PETALING JAYA: A poll conducted by Kajidata Research has found that those in the lower income group are more likely to vote for Barisan Nasional (BN)-PAS than Pakatan Harapan (PH).
In a statement today, Kajidata, which specialises in market, commercial and socio-political intelligence, said its findings were based on a survey of 1,007 Malaysians nationwide above the age of 21 at the end of March.
The respondents were selected based on random stratified sampling along ethnicity, gender, age and state lines.
The report found that while there is a lot of negativity towards PH, in particular its performance and management of the economy, as well as the direction the country, there are also silver linings for the ruling coalition.
On the plus side, it found that 42% are satisfied with Prime Minister Dr Mahathir Mohamad’s performance, compared to 37% who are dissatisfied.
“Forty percent prefer to vote for PH which is bigger than for PAS (16%) or BN (15%), so PH still has bigger support than that of BN and PAS combined.”
It also found that PH still commands solid support in the states it controls, as well as support in Sarawak, which it said bodes well for its chances in the coming state election.
But it noted that 42% of Malaysians believe that the country is headed in the wrong direction compared to 35% who think otherwise.
Some 39% are unhappy with PH’s performance and only 37% are happy, while 43% are unhappy with PH’s management of the economy and only 33% are happy.
Kajidata also found that 38% of youth prefer to vote for BN and PAS combined compared to only 33% for PH.
Notably, some 38% of low-income voters prefer to vote for BN and PAS combined compared to 31% for PH. High-income earners are also polarised, but a majority 51% still prefer PH.
“For low-income voters, there is a strong inverse correlation between economic distress and likelihood of supporting PH,” it said.

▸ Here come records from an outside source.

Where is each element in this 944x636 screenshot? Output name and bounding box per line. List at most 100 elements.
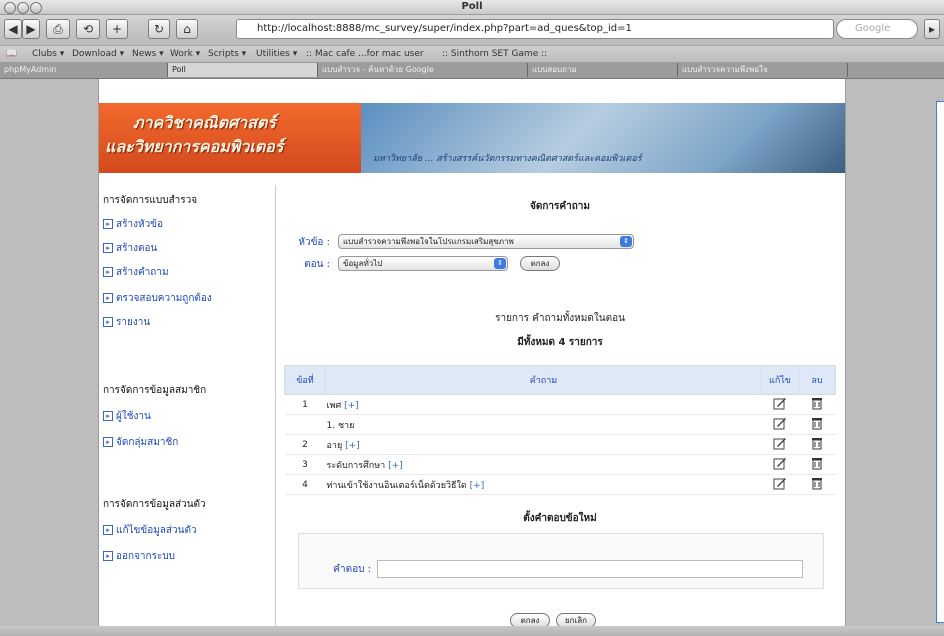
list-count: มีทั้งหมด 4 รายการ (517, 337, 603, 348)
row-question: ท่านเข้าใช้งานอินเตอร์เน็ตด้วยวิธีใด [+] (325, 474, 762, 495)
arrow-box-icon: ▸ (103, 219, 113, 229)
search-field[interactable]: Google (836, 19, 918, 39)
bookmarks-book-icon[interactable]: 📖 (6, 46, 17, 62)
add-choice-link[interactable]: [+] (388, 461, 403, 471)
col-edit: แก้ไข (761, 365, 799, 395)
home-button[interactable]: ⌂ (176, 19, 198, 39)
answer-input[interactable] (377, 560, 803, 578)
address-bar[interactable]: http://localhost:8888/mc_survey/super/in… (236, 19, 834, 39)
table-row: 3 ระดับการศึกษา [+] (284, 454, 836, 475)
bookmark-utilities[interactable]: Utilities ▾ (256, 46, 297, 62)
arrow-box-icon: ▸ (103, 437, 113, 447)
web-page: ภาควิชาคณิตศาสตร์ และวิทยาการคอมพิวเตอร์… (98, 79, 846, 636)
tab-satisfaction[interactable]: แบบสำรวจความพึงพอใจ (678, 63, 848, 77)
sidebar-item-member-groups[interactable]: ▸ จัดกลุ่มสมาชิก (103, 435, 178, 450)
row-number: 4 (284, 474, 326, 495)
trash-icon[interactable] (798, 454, 836, 475)
sidebar-item-validate[interactable]: ▸ ตรวจสอบความถูกต้อง (103, 291, 212, 306)
part-label: ตอน : (304, 259, 330, 270)
browser-toolbar: ◀ ▶ ⎙ ⟲ + ↻ ⌂ http://localhost:8888/mc_s… (0, 15, 944, 45)
tab-phpmyadmin[interactable]: phpMyAdmin (0, 63, 168, 77)
reload-button[interactable]: ↻ (148, 19, 170, 39)
sidebar-item-logout[interactable]: ▸ ออกจากระบบ (103, 549, 175, 564)
side-panel-edge (936, 101, 944, 623)
new-answer-title: ตั้งคำตอบข้อใหม่ (523, 513, 597, 524)
arrow-box-icon: ▸ (103, 525, 113, 535)
topic-select-value: แบบสำรวจความพึงพอใจในโปรแกรมเสริมสุขภาพ (343, 237, 514, 246)
topic-label: หัวข้อ : (298, 237, 330, 248)
window-title: Poll (461, 1, 483, 12)
sidebar-divider (275, 185, 276, 636)
add-choice-link[interactable]: [+] (345, 441, 360, 451)
edit-icon[interactable] (761, 414, 799, 435)
tab-google-search[interactable]: แบบสำรวจ - ค้นหาด้วย Google (318, 63, 528, 77)
sidebar-section-members: การจัดการข้อมูลสมาชิก (103, 385, 207, 396)
bookmark-sinthorn[interactable]: :: Sinthorn SET Game :: (442, 46, 547, 62)
row-question: ระดับการศึกษา [+] (325, 454, 762, 475)
edit-icon[interactable] (761, 454, 799, 475)
go-button[interactable]: ตกลง (520, 256, 560, 271)
edit-icon[interactable] (761, 394, 799, 415)
trash-icon[interactable] (798, 474, 836, 495)
status-bar (0, 626, 944, 636)
table-row: 4 ท่านเข้าใช้งานอินเตอร์เน็ตด้วยวิธีใด [… (284, 474, 836, 495)
main-panel: จัดการคำถาม หัวข้อ : แบบสำรวจความพึงพอใจ… (284, 185, 836, 636)
banner-left: ภาควิชาคณิตศาสตร์ และวิทยาการคอมพิวเตอร์ (99, 103, 361, 173)
sidebar-item-create-topic[interactable]: ▸ สร้างหัวข้อ (103, 217, 163, 232)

The results of the poll, Kajidata said, suggested that while many are disappointed with the performance of PH, people still see it as the most viable government compared to the alternative of BN and PAS.
“PH may find it difficult to persuade Malay-Muslim voters that it and in particular, DAP, are friendly towards their interests but it may be easier and sufficient to convince them that their economic interests are taken care of.”
It added that the economic well-being of the people is one of the most significant factors in determining political allegiance.
“Policies that reduce the cost of living, raise wages via productivity gains and maintain or even increase the purchasing power of the ringgit should be vigorously pursued.”